After Molly disappeared, a few kooks came out of the woodwork to offer elaborate explanations. A popular Illuminati conspiracy theory website called The Vigilant Citizen weighed in with their particular brand of insanity. On August 12, 2009, the website had published a long article called “Molly Metropolis: An Illuminati Puppet,” which claimed Molly was a mind-controlled puppet and that every time she posed for a picture with her hair over her eye (which, admittedly, happened a lot in her early press photos and the music videos for her Cause Célèbrety singles) she was making herself into the All-Seeing Eye. The Vigilant Citizen wrote: “Those who have passed Illuminati Symbolism 101 know that the All-Seeing Eye is probably its most recognizable symbol.”
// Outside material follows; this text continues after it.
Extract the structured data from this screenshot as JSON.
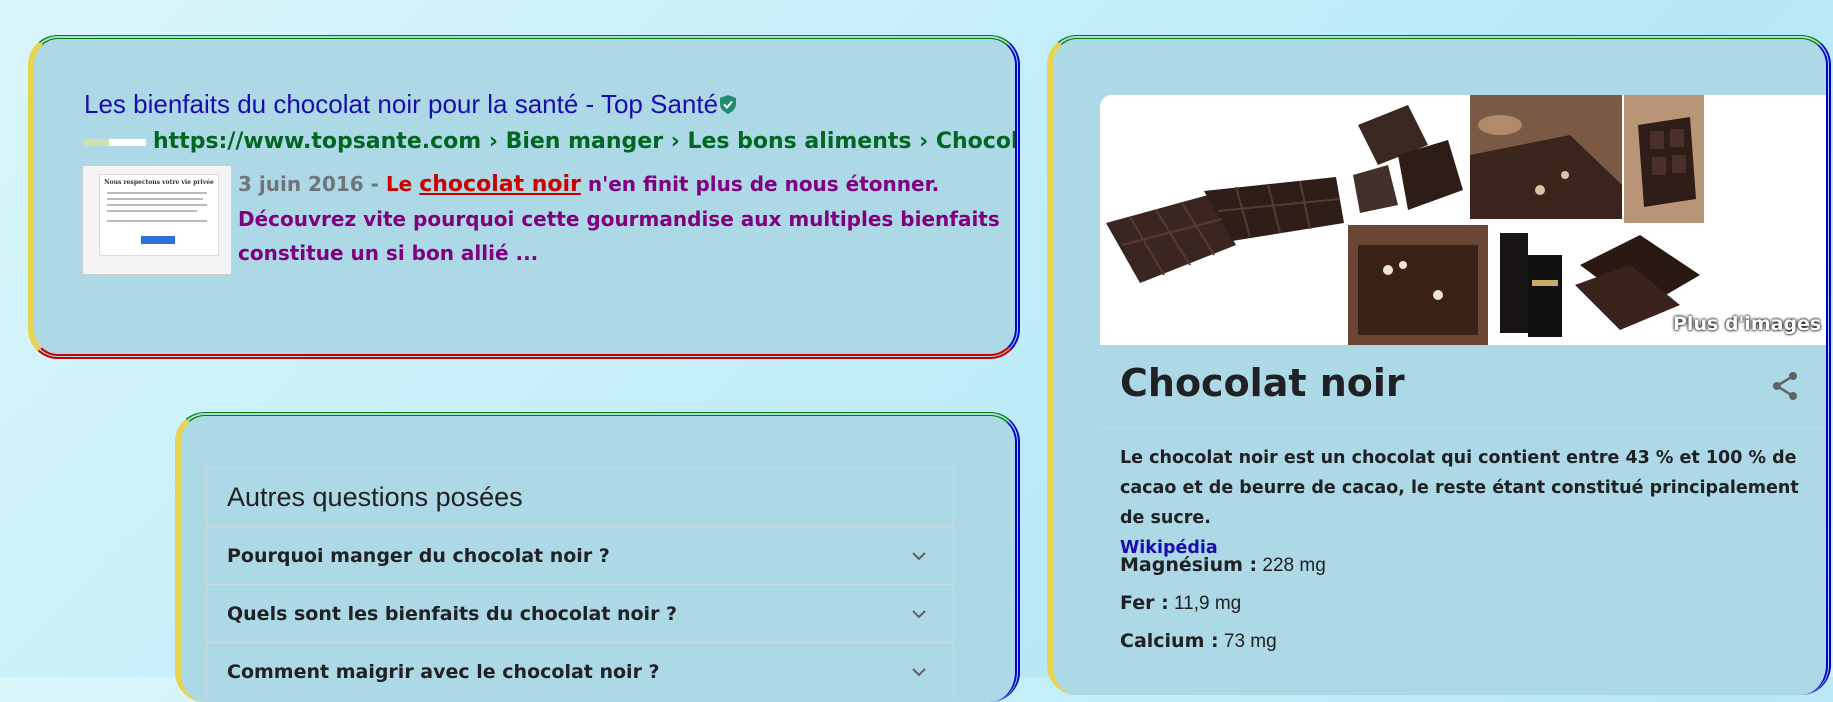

According to The Vigilant Citizen, Molly Metropolis disappeared because her “Delta” or “killer” programming had been activated and she completed her “final Illuminati operation,” then vanished to hide the evidence of her actions. dWith the story, The Vigilant Citizen ran an early publicity photo with Molly dressed in a black T-shirt with a deep V-neck; she holds the back of her hand up to her left eye to reveal the tattoo of an eye inside a triangle that Molly has on her palm. Needless to say, the police never investigated “Delta programming/evil Illuminati mission” as a possible explanation for her disappearance.